There are many well-known microelectronic packages with stacked chips within a housing, e.g., made of a mold compound. The chips, also called silicon dies, are stacked face up or face down with an adhesive and are electrically connected with a base substrate via wire loops. An example of a stacked chip assembly on a substrate is known from U.S. Patent Publication No. 2003/0159773 A1, which is incorporated herein by reference. There are chips with different dimensions mounted one over another such that the chip with the smaller dimensions is mounted on a chip with larger dimensions. Between the chips is arranged an adhesive. A chip with smaller dimensions must be mounted on a base chip because the rim portion of the base chip is provided with bond pads for electrical connections. These bond pads are connected with contact pads on the substrate with wire loops.
It seems to be clear that the necessity of chips with different dimensions leads to more costs for the assembling process since the mounting tools must be able to mount chips with different outer dimensions.
It is also well-known to realize a stack of individual chips with equal dimensions on a substrate with a spacer between the chips. The first chip is mounted on the substrate by chip bonding with an adhesive or a tape and then a spacer with smaller dimensions is mounted on the first chip. The spacer must have smaller dimensions than the first chip. Then a second chip with equal dimensions is mounted on the spacer and so on. At least the several chips are connected to the substrate with wire loops. Such wire loops are realized with a wire-bonding tool. Alternatively, the wire loops can be performed after each chip bond process.
Such a stack of chips has a comparatively big height, which is contrary to the recent development to produce chip assemblies with a very low height.
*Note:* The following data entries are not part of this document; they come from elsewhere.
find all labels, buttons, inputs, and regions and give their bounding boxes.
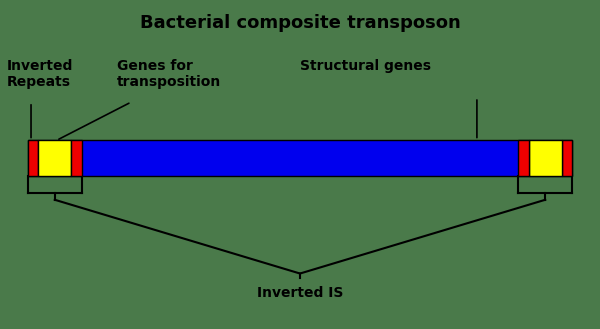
Text: Inverted IS: Inverted IS xyxy=(257,286,343,300)
Text: Genes for
transposition: Genes for transposition xyxy=(116,59,221,89)
Text: Structural genes: Structural genes xyxy=(300,59,431,73)
Bar xyxy=(38,140,71,176)
Text: Bacterial composite transposon: Bacterial composite transposon xyxy=(140,14,460,32)
Bar xyxy=(28,140,572,176)
Bar xyxy=(71,140,82,176)
Text: Inverted
Repeats: Inverted Repeats xyxy=(7,59,74,89)
Bar xyxy=(529,140,562,176)
Bar xyxy=(28,140,38,176)
Bar xyxy=(562,140,572,176)
Bar xyxy=(518,140,529,176)
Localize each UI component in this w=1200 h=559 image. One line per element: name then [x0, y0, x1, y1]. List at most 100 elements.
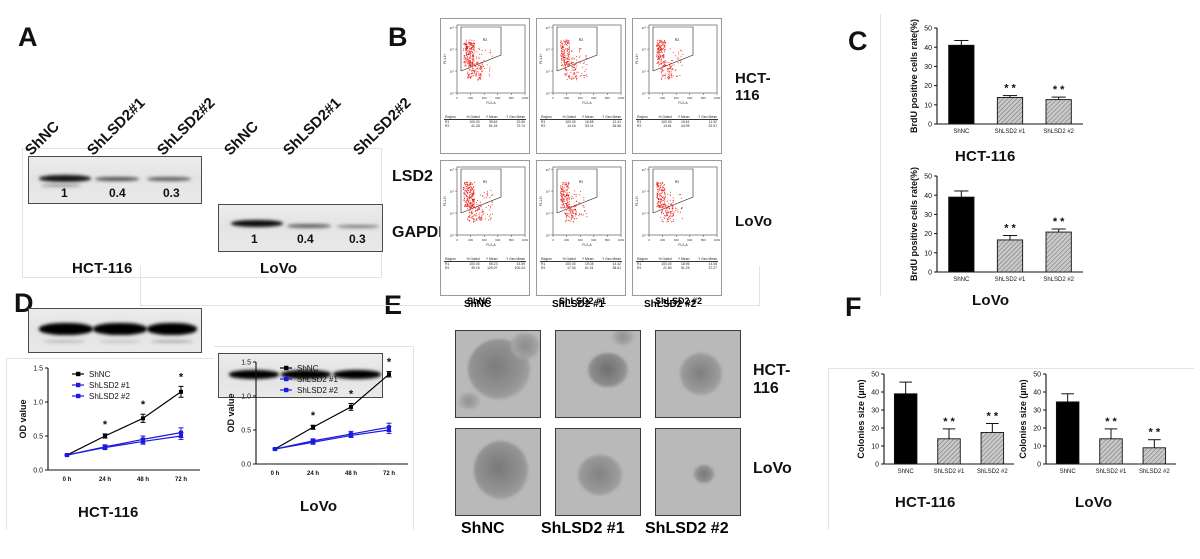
panel-e-rowlabel-hct116: HCT-116: [753, 362, 791, 397]
svg-text:50: 50: [1033, 372, 1041, 379]
blot-value-hct116-shnc: 1: [61, 186, 68, 200]
svg-text:800: 800: [701, 238, 706, 242]
svg-text:ShNC: ShNC: [953, 129, 970, 135]
svg-text:102: 102: [641, 190, 646, 194]
svg-text:1000: 1000: [714, 96, 721, 100]
svg-text:200: 200: [468, 238, 473, 242]
svg-text:40: 40: [924, 193, 932, 200]
stats-header: Y Mean: [672, 257, 691, 262]
stats-row: R1 100.00 19.08 14.42: [540, 262, 622, 266]
stats-header: % Gated: [460, 115, 481, 120]
lane-label-4: ShNC: [220, 118, 262, 159]
flow-stats-table: Region% Gated Y Mean Y Geo Mean R1 100.00 55.…: [444, 257, 526, 270]
svg-text:OD value: OD value: [226, 393, 236, 432]
svg-text:ShLSD2 #1: ShLSD2 #1: [297, 375, 338, 384]
bar-0: [893, 393, 918, 465]
svg-text:ShLSD2 #2: ShLSD2 #2: [89, 392, 130, 401]
svg-text:1000: 1000: [714, 238, 721, 242]
svg-text:0.5: 0.5: [33, 434, 43, 441]
svg-text:600: 600: [591, 96, 596, 100]
svg-text:101: 101: [545, 70, 550, 74]
svg-text:*: *: [103, 419, 108, 431]
panel-e-rowlabel-lovo: LoVo: [753, 460, 792, 477]
svg-text:Colonies size (µm): Colonies size (µm): [1018, 379, 1028, 458]
svg-text:102: 102: [449, 48, 454, 52]
panel-b-collabel-shnc: ShNC: [464, 299, 492, 310]
panel-d-chart-lovo: 0.0 0.5 1.0 1.5 OD value 0 h 24 h 48 h 72 h * * * Sh…: [218, 352, 418, 502]
svg-text:R2: R2: [675, 38, 680, 42]
svg-text:ShLSD2 #1: ShLSD2 #1: [995, 277, 1026, 283]
flow-stats-table: Region% Gated Y Mean Y Geo Mean R1 100.00 16.…: [540, 115, 622, 128]
svg-text:800: 800: [701, 96, 706, 100]
barchart-svg-f-lovo: 0 10 20 30 40 50 Colonies size (µm) ShNC * * ShLS…: [1018, 372, 1176, 475]
svg-text:400: 400: [674, 96, 679, 100]
svg-text:0: 0: [552, 238, 554, 242]
stats-cell: 100.00: [565, 262, 576, 266]
stats-header: Region: [636, 115, 653, 120]
stats-cell: 36.56: [612, 124, 622, 128]
svg-text:ShLSD2 #2: ShLSD2 #2: [297, 386, 338, 395]
svg-text:ShNC: ShNC: [953, 277, 970, 283]
svg-text:20: 20: [1033, 426, 1041, 433]
svg-text:50: 50: [924, 174, 932, 181]
svg-text:1.5: 1.5: [33, 366, 43, 373]
stats-cell: 17.04: [567, 266, 576, 270]
svg-text:200: 200: [660, 96, 665, 100]
stats-header: Region: [540, 115, 557, 120]
svg-text:0: 0: [928, 122, 932, 129]
stats-cell: R2: [445, 124, 450, 128]
stats-cell: R2: [445, 266, 450, 270]
stats-cell: 70.74: [516, 124, 526, 128]
barchart-svg-c-lovo: 0 10 20 30 40 50 BrdU positive cells rate(%) Sh…: [909, 167, 1083, 283]
stats-header: % Gated: [556, 115, 577, 120]
blot-value-lovo-sh2: 0.3: [349, 232, 366, 246]
svg-text:600: 600: [591, 238, 596, 242]
svg-text:400: 400: [578, 96, 583, 100]
svg-text:400: 400: [482, 238, 487, 242]
bar-0: [1055, 401, 1080, 465]
svg-text:1000: 1000: [522, 238, 529, 242]
stats-cell: R1: [637, 262, 642, 266]
svg-text:ShLSD2 #2: ShLSD2 #2: [977, 469, 1008, 475]
svg-text:200: 200: [660, 238, 665, 242]
lane-label-6: ShLSD2#2: [349, 94, 415, 159]
stats-header: Y Mean: [672, 115, 691, 120]
stats-header: Y Geo Mean: [690, 115, 718, 120]
panel-a-western-blot: ShNC ShLSD2#1 ShLSD2#2 ShNC ShLSD2#1 ShL…: [20, 95, 450, 398]
panel-a-b-divider: [140, 266, 760, 306]
svg-text:40: 40: [924, 45, 932, 52]
svg-text:102: 102: [545, 190, 550, 194]
svg-text:24 h: 24 h: [307, 471, 319, 477]
blot-value-lovo-shnc: 1: [251, 232, 258, 246]
svg-text:FL1-H: FL1-H: [635, 196, 639, 206]
lane-label-5: ShLSD2#1: [279, 94, 345, 159]
svg-text:FL1-H: FL1-H: [635, 54, 639, 64]
svg-text:* *: * *: [1004, 223, 1016, 235]
panel-b-flow-cytometry: 100 101 102 103 FL1-H 0 200 400 600 800 1000 FL2-A R…: [440, 18, 772, 310]
stats-cell: 39.62: [488, 120, 498, 124]
panel-d-chart-hct116: 0.0 0.5 1.0 1.5 OD value 0 h 24 h 48 h 72 h * * * Sh…: [10, 358, 210, 508]
panel-b-rowlabel-hct116: HCT-116: [735, 70, 771, 104]
svg-text:* *: * *: [1105, 416, 1117, 428]
panel-f-chart-hct116: 0 10 20 30 40 50 Colonies size (µm) ShNC * * ShLS…: [838, 360, 1023, 495]
stats-row: R1 100.00 15.61 11.92: [636, 120, 718, 124]
colony-image-lovo-sh2: [655, 428, 741, 516]
lane-label-2: ShLSD2#1: [83, 94, 149, 159]
svg-text:* *: * *: [987, 411, 999, 423]
svg-text:FL1-H: FL1-H: [443, 54, 447, 64]
svg-text:103: 103: [449, 26, 454, 30]
svg-text:*: *: [349, 388, 354, 400]
linechart-svg-d-hct116: 0.0 0.5 1.0 1.5 OD value 0 h 24 h 48 h 72 h * * * Sh…: [18, 366, 200, 483]
scatter-plot: 100 101 102 103 FL1-H 0 200 400 600 800 1000 FL2-A R…: [443, 166, 529, 247]
bar-1: [1099, 438, 1123, 465]
stats-cell: 81.34: [488, 124, 498, 128]
svg-text:BrdU positive cells rate(%): BrdU positive cells rate(%): [909, 167, 919, 281]
svg-text:R2: R2: [579, 180, 584, 184]
svg-text:40: 40: [1033, 390, 1041, 397]
svg-text:1.5: 1.5: [241, 360, 251, 367]
svg-text:400: 400: [482, 96, 487, 100]
stats-cell: R1: [541, 120, 546, 124]
bar-1: [996, 97, 1024, 125]
flow-plot-hct116-shlsd22: 100 101 102 103 FL1-H 0 200 400 600 800 1000 FL2-A R…: [632, 18, 722, 154]
stats-row: R2 13.61 44.95 32.57: [636, 124, 718, 128]
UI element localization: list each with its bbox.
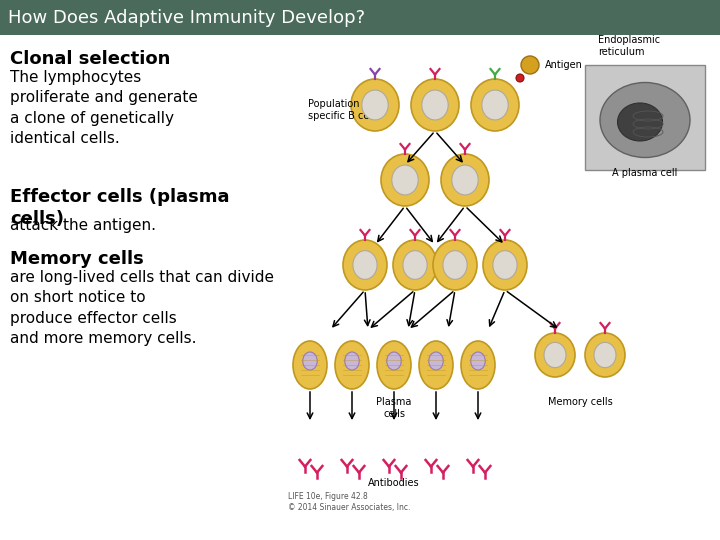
Ellipse shape [392, 165, 418, 195]
Text: Clonal selection: Clonal selection [10, 50, 171, 68]
Ellipse shape [452, 165, 478, 195]
Ellipse shape [600, 83, 690, 158]
Text: Endoplasmic
reticulum: Endoplasmic reticulum [598, 35, 660, 57]
Ellipse shape [377, 341, 411, 389]
Text: LIFE 10e, Figure 42.8
© 2014 Sinauer Associates, Inc.: LIFE 10e, Figure 42.8 © 2014 Sinauer Ass… [288, 492, 410, 512]
Ellipse shape [594, 342, 616, 368]
Ellipse shape [403, 251, 427, 279]
Ellipse shape [381, 154, 429, 206]
Text: are long-lived cells that can divide
on short notice to
produce effector cells
a: are long-lived cells that can divide on … [10, 270, 274, 346]
FancyBboxPatch shape [0, 0, 720, 35]
Ellipse shape [433, 240, 477, 290]
Ellipse shape [483, 240, 527, 290]
Ellipse shape [618, 103, 662, 141]
Ellipse shape [471, 352, 485, 370]
Text: Antigen: Antigen [545, 60, 583, 70]
Text: How Does Adaptive Immunity Develop?: How Does Adaptive Immunity Develop? [8, 9, 365, 27]
Ellipse shape [544, 342, 566, 368]
Ellipse shape [353, 251, 377, 279]
Text: Population of
specific B cells: Population of specific B cells [308, 99, 380, 121]
Text: attack the antigen.: attack the antigen. [10, 218, 156, 233]
Ellipse shape [293, 341, 327, 389]
Ellipse shape [443, 251, 467, 279]
Ellipse shape [393, 240, 437, 290]
Ellipse shape [471, 79, 519, 131]
Ellipse shape [585, 333, 625, 377]
Ellipse shape [345, 352, 359, 370]
Ellipse shape [411, 79, 459, 131]
Ellipse shape [516, 74, 524, 82]
Ellipse shape [303, 352, 318, 370]
Ellipse shape [521, 56, 539, 74]
Ellipse shape [351, 79, 399, 131]
Text: The lymphocytes
proliferate and generate
a clone of genetically
identical cells.: The lymphocytes proliferate and generate… [10, 70, 198, 146]
Text: Memory cells: Memory cells [10, 250, 144, 268]
Ellipse shape [429, 352, 444, 370]
Text: Effector cells (plasma
cells): Effector cells (plasma cells) [10, 188, 230, 228]
Ellipse shape [362, 90, 388, 120]
Ellipse shape [343, 240, 387, 290]
Ellipse shape [422, 90, 448, 120]
Ellipse shape [441, 154, 489, 206]
Text: Plasma
cells: Plasma cells [377, 397, 412, 420]
FancyBboxPatch shape [585, 65, 705, 170]
Text: A plasma cell: A plasma cell [612, 168, 678, 178]
Ellipse shape [493, 251, 517, 279]
Ellipse shape [535, 333, 575, 377]
Ellipse shape [419, 341, 453, 389]
Ellipse shape [482, 90, 508, 120]
Text: Antibodies: Antibodies [368, 478, 420, 488]
Text: Memory cells: Memory cells [548, 397, 613, 407]
Ellipse shape [461, 341, 495, 389]
Ellipse shape [335, 341, 369, 389]
Ellipse shape [387, 352, 401, 370]
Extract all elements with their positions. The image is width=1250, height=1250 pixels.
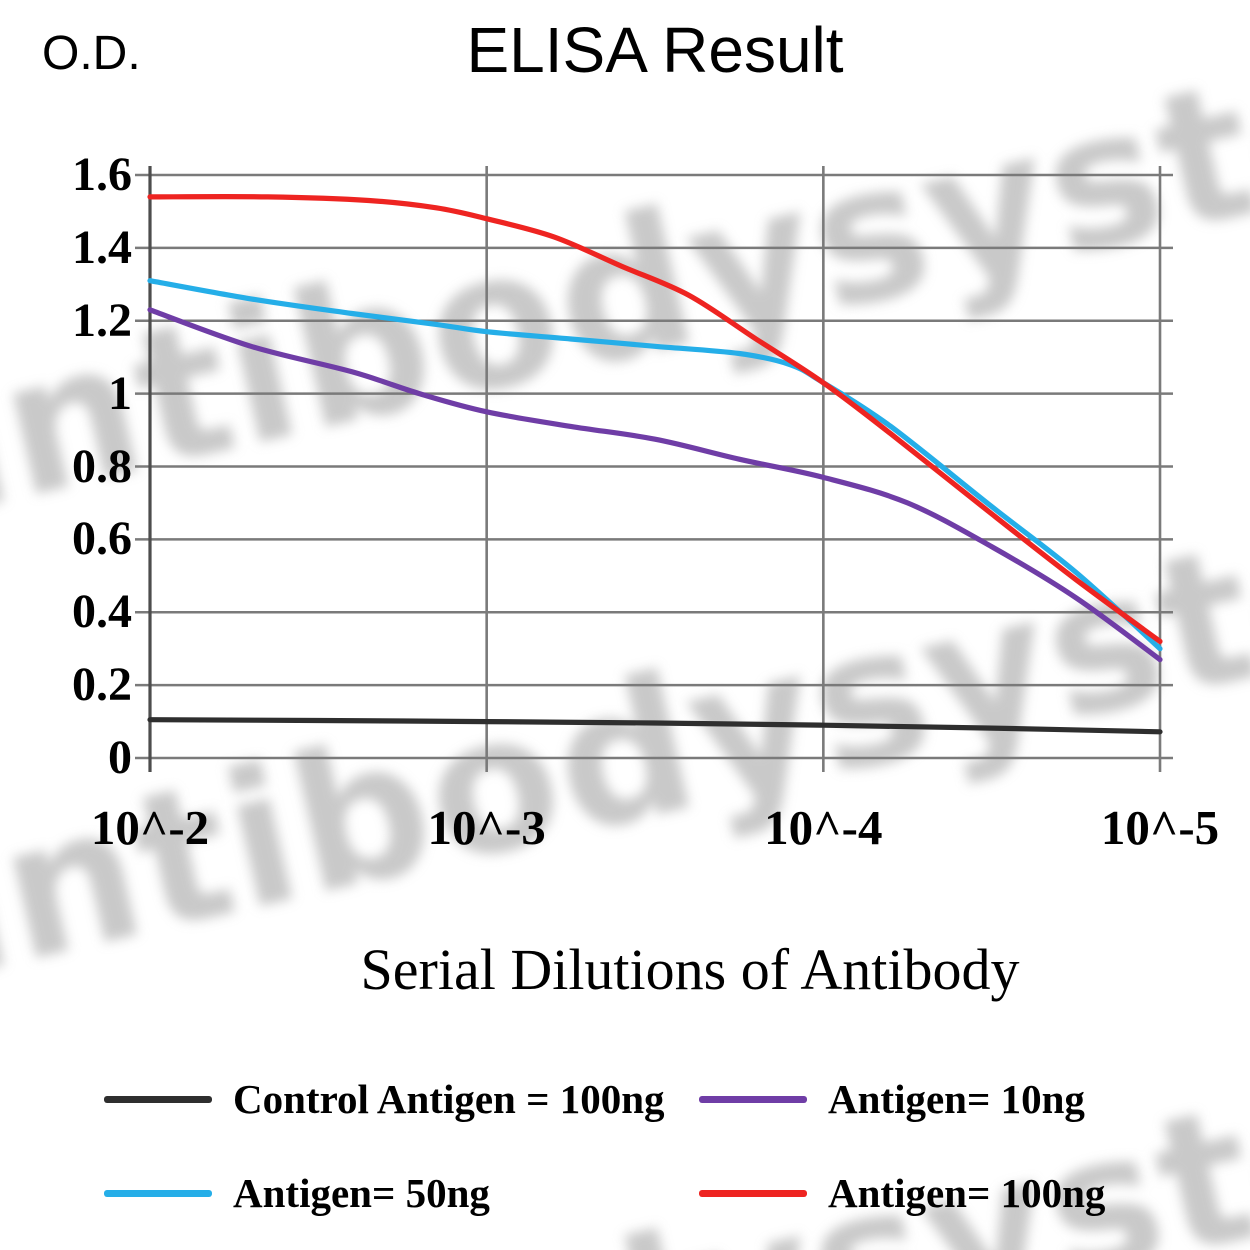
y-tick-label: 1.2 — [72, 293, 132, 347]
y-tick-label: 0.2 — [72, 658, 132, 712]
y-tick-label: 1.6 — [72, 148, 132, 201]
y-tick-label: 0.6 — [72, 512, 132, 566]
x-axis-title: Serial Dilutions of Antibody — [360, 937, 1020, 1002]
legend-item: Control Antigen = 100ng — [104, 1071, 665, 1127]
legend-line-swatch — [699, 1095, 807, 1103]
series-curve-2 — [147, 278, 1163, 652]
legend-label: Control Antigen = 100ng — [233, 1076, 665, 1122]
y-tick-label: 0.8 — [72, 439, 132, 493]
y-tick-label: 0 — [108, 731, 132, 784]
y-tick-label: 1.4 — [72, 220, 132, 274]
legend-label: Antigen= 10ng — [828, 1076, 1085, 1122]
y-axis-unit-label: O.D. — [42, 27, 141, 80]
series-curve-0 — [147, 717, 1163, 735]
legend-line-swatch — [699, 1189, 807, 1197]
legend-label: Antigen= 100ng — [828, 1170, 1106, 1216]
legend-line-swatch — [104, 1095, 212, 1103]
legend-label: Antigen= 50ng — [233, 1170, 490, 1216]
series-curve-3 — [147, 194, 1163, 644]
series-curve-1 — [147, 307, 1163, 663]
x-tick-label: 10^-5 — [1100, 800, 1220, 855]
legend-item: Antigen= 100ng — [699, 1165, 1105, 1221]
legend-item: Antigen= 10ng — [699, 1071, 1085, 1127]
legend-item: Antigen= 50ng — [104, 1165, 490, 1221]
y-tick-label: 0.4 — [72, 585, 132, 639]
legend-line-swatch — [104, 1189, 212, 1197]
x-tick-label: 10^-4 — [764, 800, 883, 855]
chart-title: ELISA Result — [466, 14, 844, 86]
x-tick-label: 10^-2 — [90, 800, 210, 855]
x-tick-label: 10^-3 — [427, 800, 546, 855]
y-tick-label: 1 — [108, 366, 132, 420]
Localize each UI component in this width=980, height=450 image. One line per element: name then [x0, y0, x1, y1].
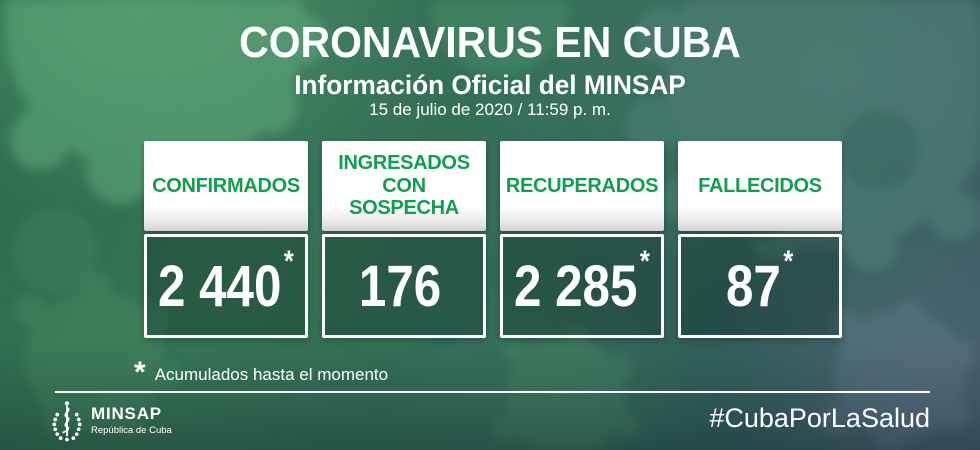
card-ingresados-value-wrap: 176 — [359, 253, 449, 320]
card-ingresados-value: 176 — [359, 253, 442, 319]
report-date: 15 de julio de 2020 / 11:59 p. m. — [369, 100, 611, 119]
card-confirmados-value: 2 440 — [158, 253, 282, 319]
footnote-asterisk: * — [134, 356, 146, 389]
card-confirmados-value-panel: 2 440 * — [144, 234, 308, 338]
card-fallecidos-value: 87 — [726, 253, 782, 319]
minsap-org-subtitle: República de Cuba — [91, 424, 172, 436]
minsap-logo-icon — [52, 401, 82, 442]
page-title: CORONAVIRUS EN CUBA — [239, 18, 741, 67]
card-fallecidos-asterisk: * — [783, 245, 794, 278]
footnote: * Acumulados hasta el momento — [134, 358, 388, 388]
card-recuperados-value: 2 285 — [514, 253, 638, 319]
card-ingresados: INGRESADOS CON SOSPECHA 176 — [322, 141, 486, 338]
minsap-brand-text: MINSAP República de Cuba — [91, 404, 172, 436]
card-ingresados-value-panel: 176 — [322, 234, 486, 338]
card-recuperados-label: RECUPERADOS — [505, 174, 659, 197]
card-ingresados-label: INGRESADOS CON SOSPECHA — [338, 152, 470, 220]
page-subtitle: Información Oficial del MINSAP — [294, 70, 686, 100]
card-fallecidos: FALLECIDOS 87 * — [678, 141, 842, 338]
card-confirmados-value-wrap: 2 440 * — [158, 245, 294, 320]
minsap-org-name: MINSAP — [91, 404, 162, 424]
minsap-brand: MINSAP República de Cuba — [50, 399, 172, 442]
card-recuperados-header: RECUPERADOS — [500, 141, 664, 231]
card-confirmados-header: CONFIRMADOS — [144, 141, 308, 231]
card-ingresados-header: INGRESADOS CON SOSPECHA — [322, 141, 486, 231]
card-recuperados-value-wrap: 2 285 * — [514, 245, 650, 320]
campaign-hashtag: #CubaPorLaSalud — [709, 403, 930, 433]
footnote-text: Acumulados hasta el momento — [154, 365, 389, 384]
stat-cards-row: CONFIRMADOS 2 440 * INGRESADOS CON SOSPE… — [144, 141, 842, 338]
card-fallecidos-value-panel: 87 * — [678, 234, 842, 338]
footer-divider-line — [55, 391, 930, 393]
card-fallecidos-value-wrap: 87 * — [726, 245, 793, 320]
card-fallecidos-header: FALLECIDOS — [678, 141, 842, 231]
card-confirmados-label: CONFIRMADOS — [152, 174, 300, 197]
card-recuperados-value-panel: 2 285 * — [500, 234, 664, 338]
card-confirmados-asterisk: * — [283, 245, 294, 278]
card-fallecidos-label: FALLECIDOS — [698, 174, 822, 197]
card-recuperados: RECUPERADOS 2 285 * — [500, 141, 664, 338]
card-confirmados: CONFIRMADOS 2 440 * — [144, 141, 308, 338]
card-recuperados-asterisk: * — [639, 245, 650, 278]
The reason for the big height are the spacers between the stacked chips. These spacers must have a thickness sufficient to realize a space between the chips, which allows wire bonding, or which secures that the realized wire bond loop does not have the risk for a shortcut to the chip mounted above the lower chip.
A similar stack for a memory module is described in the German laid open application DE 102 51 530 A1 and counterpart U.S. Pat. No. 6,927,484, both of which are incorporated herein by reference. The stacked chips each are provided with two center rows of bond pads and reroute layers to the rim part. Each bond pad is connected with an appropriate reroute layer by a wire loop. A first chip is die bonded on a substrate face up. The central part of the chip is provided with a mold compound with an upper flat surface for mounting a second chip by chip bonding with an adhesive tape. This chip has the same construction as the first chip. Each reroute layer of the chips is connected with the metallization of the substrate (copper wiring) by wire loops. Finally the stacked die assembly is covered by a mold compound such that a housing is the result.
The total height of such assemblies can be reduced in limitations by thinning the chips before assembling them in a stack but this produces the risk of silicon chip damages during transportation and test handling and assembling on bare chip package construction. Especially the edges of the chips are very sensitive.
From the German laid open application DE 102 01 204 A1, and counterpart U.S. Patent Publication No. 2005/0064630, both of which are incorporated herein by reference, a means for protecting the edges of a bare chip after assembling on a substrate is known. An encapsulant encloses the edges of the silicon chip thereby protecting the edges of the chip from mechanically caused damages. This is not suitable for protecting the chip during handling on the assembling process. Also, it is not possible to use the encapsulant as a carrier for contact elements or a reroute layer.